Three consecutive positive integers are such that the square of their sum exceeds the sum of their squares by 292. Which are those three integers?
A. 6, 7, 8
B. 4, 5, 6
C. 7, 8, 9
D. 5, 6, 7

Answer 1

Hint: We will be using the concepts of integers and number systems to solve the problem. We will be converting the condition given in the question into an equation and solving it to get an answer.

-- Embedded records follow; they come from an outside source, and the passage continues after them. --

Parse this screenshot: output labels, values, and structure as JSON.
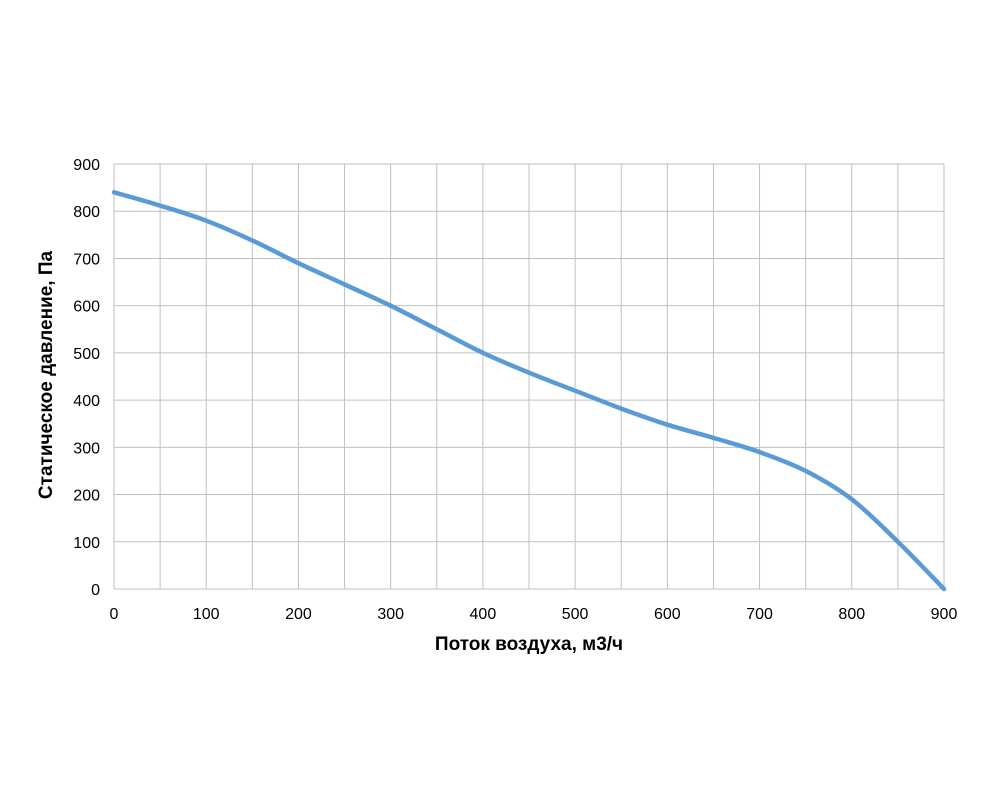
{
  "chart_data": {
    "type": "line",
    "title": "",
    "xlabel": "Поток воздуха, м3/ч",
    "ylabel": "Статическое давление, Па",
    "xlim": [
      0,
      900
    ],
    "ylim": [
      0,
      900
    ],
    "x_ticks": [
      "0",
      "100",
      "200",
      "300",
      "400",
      "500",
      "600",
      "700",
      "800",
      "900"
    ],
    "y_ticks": [
      "0",
      "100",
      "200",
      "300",
      "400",
      "500",
      "600",
      "700",
      "800",
      "900"
    ],
    "grid": true,
    "legend": "none",
    "series": [
      {
        "color": "#5b9bd5",
        "x": [
          0,
          50,
          100,
          150,
          200,
          250,
          300,
          350,
          400,
          450,
          500,
          550,
          600,
          650,
          700,
          750,
          800,
          850,
          900
        ],
        "values": [
          840,
          812,
          780,
          738,
          690,
          645,
          600,
          550,
          500,
          458,
          420,
          382,
          348,
          320,
          290,
          250,
          190,
          100,
          0
        ]
      }
    ]
  }
}
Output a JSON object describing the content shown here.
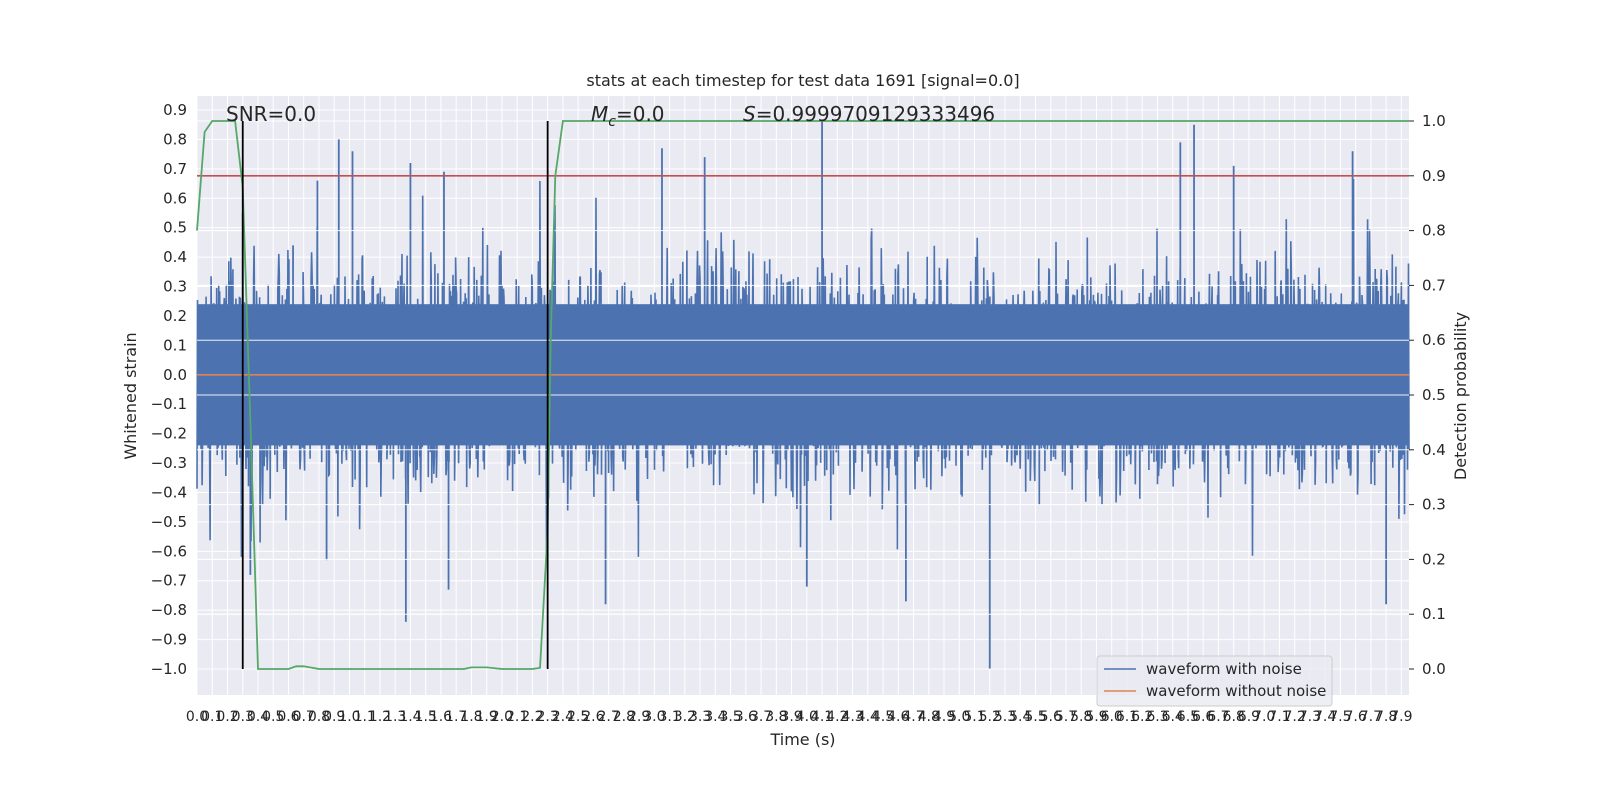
{
  "chart_data": {
    "type": "line",
    "title": "stats at each timestep for test data 1691 [signal=0.0]",
    "xlabel": "Time (s)",
    "ylabel": "Whitened strain",
    "ylabel_right": "Detection probability",
    "xlim": [
      0.0,
      7.95
    ],
    "ylim": [
      -1.1,
      0.95
    ],
    "ylim_right": [
      -0.05,
      1.03
    ],
    "grid": true,
    "x_tick_labels": [
      "0.0",
      "0.1",
      "0.2",
      "0.3",
      "0.4",
      "0.5",
      "0.6",
      "0.7",
      "0.8",
      "0.9",
      "1.0",
      "1.1",
      "1.2",
      "1.3",
      "1.4",
      "1.5",
      "1.6",
      "1.7",
      "1.8",
      "1.9",
      "2.0",
      "2.1",
      "2.2",
      "2.3",
      "2.4",
      "2.5",
      "2.6",
      "2.7",
      "2.8",
      "2.9",
      "3.0",
      "3.1",
      "3.2",
      "3.3",
      "3.4",
      "3.5",
      "3.6",
      "3.7",
      "3.8",
      "3.9",
      "4.0",
      "4.1",
      "4.2",
      "4.3",
      "4.4",
      "4.5",
      "4.6",
      "4.7",
      "4.8",
      "4.9",
      "5.0",
      "5.1",
      "5.2",
      "5.3",
      "5.4",
      "5.5",
      "5.6",
      "5.7",
      "5.8",
      "5.9",
      "6.0",
      "6.1",
      "6.2",
      "6.3",
      "6.4",
      "6.5",
      "6.6",
      "6.7",
      "6.8",
      "6.9",
      "7.0",
      "7.1",
      "7.2",
      "7.3",
      "7.4",
      "7.5",
      "7.6",
      "7.7",
      "7.8",
      "7.9"
    ],
    "y_tick_labels": [
      "0.9",
      "0.8",
      "0.7",
      "0.6",
      "0.5",
      "0.4",
      "0.3",
      "0.2",
      "0.1",
      "0.0",
      "−0.1",
      "−0.2",
      "−0.3",
      "−0.4",
      "−0.5",
      "−0.6",
      "−0.7",
      "−0.8",
      "−0.9",
      "−1.0"
    ],
    "y_right_tick_labels": [
      "1.0",
      "0.9",
      "0.8",
      "0.7",
      "0.6",
      "0.5",
      "0.4",
      "0.3",
      "0.2",
      "0.1",
      "0.0"
    ],
    "annotations": {
      "snr": "SNR=0.0",
      "mc_symbol": "M",
      "mc_sub": "c",
      "mc_value": "=0.0",
      "s_symbol": "S",
      "s_value": "=0.9999709129333496"
    },
    "threshold": {
      "value": 0.9,
      "axis": "right",
      "color": "#c44e52"
    },
    "vertical_markers": [
      0.3,
      2.3
    ],
    "series": [
      {
        "name": "waveform with noise",
        "axis": "left",
        "color": "#4c72b0",
        "note_range": "dense noise roughly between -0.5 and 0.45 with spikes",
        "spikes": [
          {
            "x": 0.3,
            "y": 0.55
          },
          {
            "x": 0.35,
            "y": -0.68
          },
          {
            "x": 0.63,
            "y": 0.44
          },
          {
            "x": 0.79,
            "y": 0.66
          },
          {
            "x": 0.93,
            "y": 0.8
          },
          {
            "x": 0.85,
            "y": -0.63
          },
          {
            "x": 1.02,
            "y": 0.76
          },
          {
            "x": 1.4,
            "y": 0.72
          },
          {
            "x": 1.37,
            "y": -0.84
          },
          {
            "x": 1.62,
            "y": 0.69
          },
          {
            "x": 1.65,
            "y": -0.73
          },
          {
            "x": 2.68,
            "y": -0.78
          },
          {
            "x": 3.05,
            "y": 0.77
          },
          {
            "x": 3.33,
            "y": 0.74
          },
          {
            "x": 4.0,
            "y": -0.72
          },
          {
            "x": 4.1,
            "y": 0.86
          },
          {
            "x": 4.65,
            "y": -0.77
          },
          {
            "x": 5.2,
            "y": -1.0
          },
          {
            "x": 6.45,
            "y": 0.79
          },
          {
            "x": 6.54,
            "y": 0.85
          },
          {
            "x": 6.8,
            "y": 0.71
          },
          {
            "x": 7.58,
            "y": 0.76
          },
          {
            "x": 7.8,
            "y": -0.78
          }
        ]
      },
      {
        "name": "waveform without noise",
        "axis": "left",
        "color": "#dd8452",
        "x": [
          0.0,
          7.95
        ],
        "y": [
          0.0,
          0.0
        ]
      },
      {
        "name": "detection probability",
        "axis": "right",
        "color": "#55a868",
        "x": [
          0.0,
          0.05,
          0.1,
          0.25,
          0.3,
          0.35,
          0.4,
          0.45,
          0.6,
          0.65,
          0.7,
          0.8,
          1.0,
          1.5,
          1.75,
          1.8,
          1.9,
          2.0,
          2.2,
          2.25,
          2.3,
          2.32,
          2.35,
          2.4,
          7.95
        ],
        "y": [
          0.8,
          0.98,
          1.0,
          1.0,
          0.88,
          0.45,
          0.0,
          0.0,
          0.0,
          0.005,
          0.005,
          0.0,
          0.0,
          0.0,
          0.0,
          0.003,
          0.003,
          0.0,
          0.0,
          0.002,
          0.25,
          0.6,
          0.9,
          1.0,
          1.0
        ]
      }
    ]
  }
}
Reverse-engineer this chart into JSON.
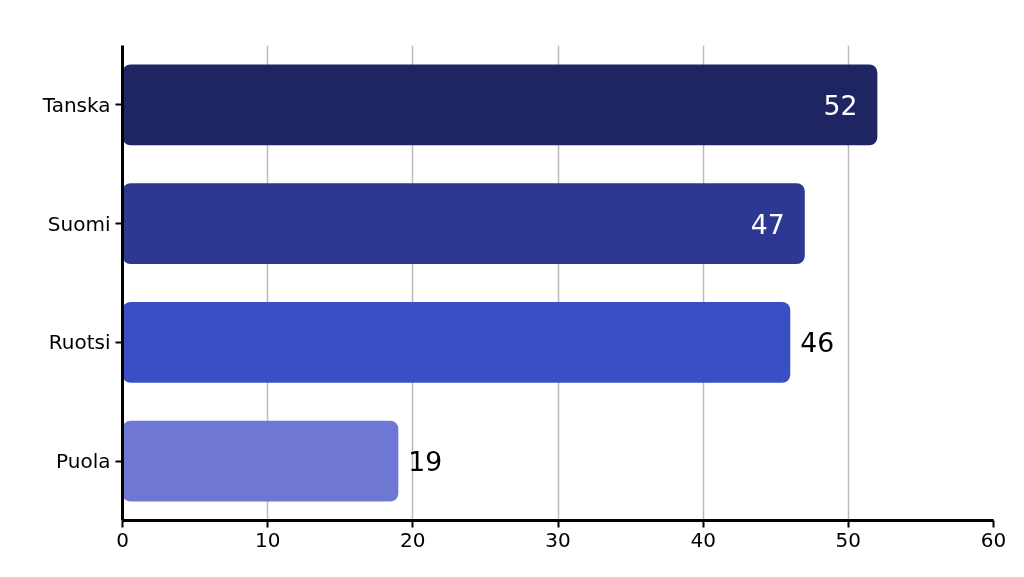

Complete step by step answer:
So we have been three consecutive integers. So let $n-1,n,n+1$ be three consecutive integers.
Now it has been given that the square of their sum exceeds the sum of their square by 292. So, we will now write this in algebraic equation as
${{\left( n-1+n+n+1 \right)}^{2}}={{\left( n-1 \right)}^{2}}+{{n}^{2}}+{{\left( n+1 \right)}^{2}}+292$
${{\left( 3n \right)}^{2}}={{\left( n-1 \right)}^{2}}+{{n}^{2}}+{{\left( n+1 \right)}^{2}}+292$
Now, we know that
${{\left( a-b \right)}^{2}}={{a}^{2}}+{{b}^{2}}-2ab$
${{\left( a+b \right)}^{2}}={{a}^{2}}+{{b}^{2}}+2ab$
Therefore,
$9{{n}^{2}}={{n}^{2}}+1-2n+{{n}^{2}}+{{n}^{2}}+1+2n+292$
$9{{n}^{2}}=3{{n}^{2}}+294$
$6{{n}^{2}}=294$
${{n}^{2}}=49$
$n=\pm 7$
Now by taking $n=7$ we have the set of consecutive integers as
$7-1,7,7+1$
$\Rightarrow 6,7,8$

So, the correct answer is “Option A”.

Note: To solve this type of question it is important to convert the conditions given in the question into an equation then subsequently solve it or answer. Here we need to avoid negative values as already given positive integers.